А служащие, перебегая от загородки к загородке, с угодливой улыбкой дают на ходу справки, называют цифры, фамилии, адреса и вдруг становятся величественными, холодными, безучастными существами не от мира сего, когда какой-нибудь потерявший голову несчастный, которого долго гоняли от одного окошечка к другому, наклоняется к ним и таинственно шепчет о чем-то, вызывая на их лицах выражение крайнего изумления. Иногда несчастный, возмущенный тем, что на него смотрят так, как глядят на смерч или на метеорит, теряет терпение и спрашивает самого Д. Тома Льюиса, который, конечно, поймет его с полуслова. На это ему с надменной улыбкой ответят, что Д. Том Льюис занят... что у Д. Тома Льюиса посетители!.. И не с такими пустяками, как у вас, и не такая мелкая сошка, как вы, почтеннейший!.. Да вот, посмотрите туда, дальше, дальше. Дверь отворяется.
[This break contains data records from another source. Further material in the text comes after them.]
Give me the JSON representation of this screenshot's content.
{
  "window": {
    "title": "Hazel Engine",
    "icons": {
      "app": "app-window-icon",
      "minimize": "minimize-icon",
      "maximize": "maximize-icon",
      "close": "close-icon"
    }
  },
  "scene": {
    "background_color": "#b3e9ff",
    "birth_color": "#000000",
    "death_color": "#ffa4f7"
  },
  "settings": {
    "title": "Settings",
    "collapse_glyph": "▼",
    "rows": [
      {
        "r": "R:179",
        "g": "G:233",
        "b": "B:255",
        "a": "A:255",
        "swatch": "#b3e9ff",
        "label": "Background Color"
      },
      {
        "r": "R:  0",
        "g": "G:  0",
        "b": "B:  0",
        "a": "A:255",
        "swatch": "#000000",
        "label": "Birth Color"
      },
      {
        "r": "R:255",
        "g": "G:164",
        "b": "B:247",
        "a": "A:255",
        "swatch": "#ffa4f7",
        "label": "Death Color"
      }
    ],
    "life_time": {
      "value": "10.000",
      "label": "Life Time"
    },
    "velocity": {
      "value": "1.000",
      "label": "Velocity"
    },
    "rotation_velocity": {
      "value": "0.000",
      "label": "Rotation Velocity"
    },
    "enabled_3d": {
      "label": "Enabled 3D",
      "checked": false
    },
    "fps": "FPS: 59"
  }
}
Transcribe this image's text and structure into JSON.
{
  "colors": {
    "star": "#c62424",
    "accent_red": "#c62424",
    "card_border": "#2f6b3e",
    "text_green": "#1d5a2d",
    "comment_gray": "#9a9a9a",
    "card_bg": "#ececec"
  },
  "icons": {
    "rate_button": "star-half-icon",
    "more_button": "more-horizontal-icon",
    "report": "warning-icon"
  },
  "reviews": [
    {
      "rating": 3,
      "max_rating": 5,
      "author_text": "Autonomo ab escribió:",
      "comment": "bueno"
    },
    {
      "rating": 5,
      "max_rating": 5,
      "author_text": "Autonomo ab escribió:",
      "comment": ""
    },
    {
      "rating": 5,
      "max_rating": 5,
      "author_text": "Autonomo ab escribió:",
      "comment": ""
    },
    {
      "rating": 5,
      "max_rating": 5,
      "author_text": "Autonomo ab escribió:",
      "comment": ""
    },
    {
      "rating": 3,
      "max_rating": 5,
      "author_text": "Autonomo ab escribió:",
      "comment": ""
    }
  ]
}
На секунду показывается сам Льюис – он величественнее всего своего персонала, вместе взятого, и величественность эта видна в его округлом брюшке, в его точно срезанном черепе, блестящем, как паркет агентства, в том, как он закидывает свою маленькую головку, в том, что он смотрит на всех свысока, во властном движении его коротенькой ручки, в той важности, какая звучит в его вопросе, который он задает нарочито громко, произнося слова с английским акцентом, «выполнен ли заказ его высочества принца Уэлского», в том, как он другой рукой плотно притворяет за собою дверь, ясно давая понять, что таких высоких особ, как та, которая находится сейчас у него в кабинете, ни в коем случае беспокоить нельзя.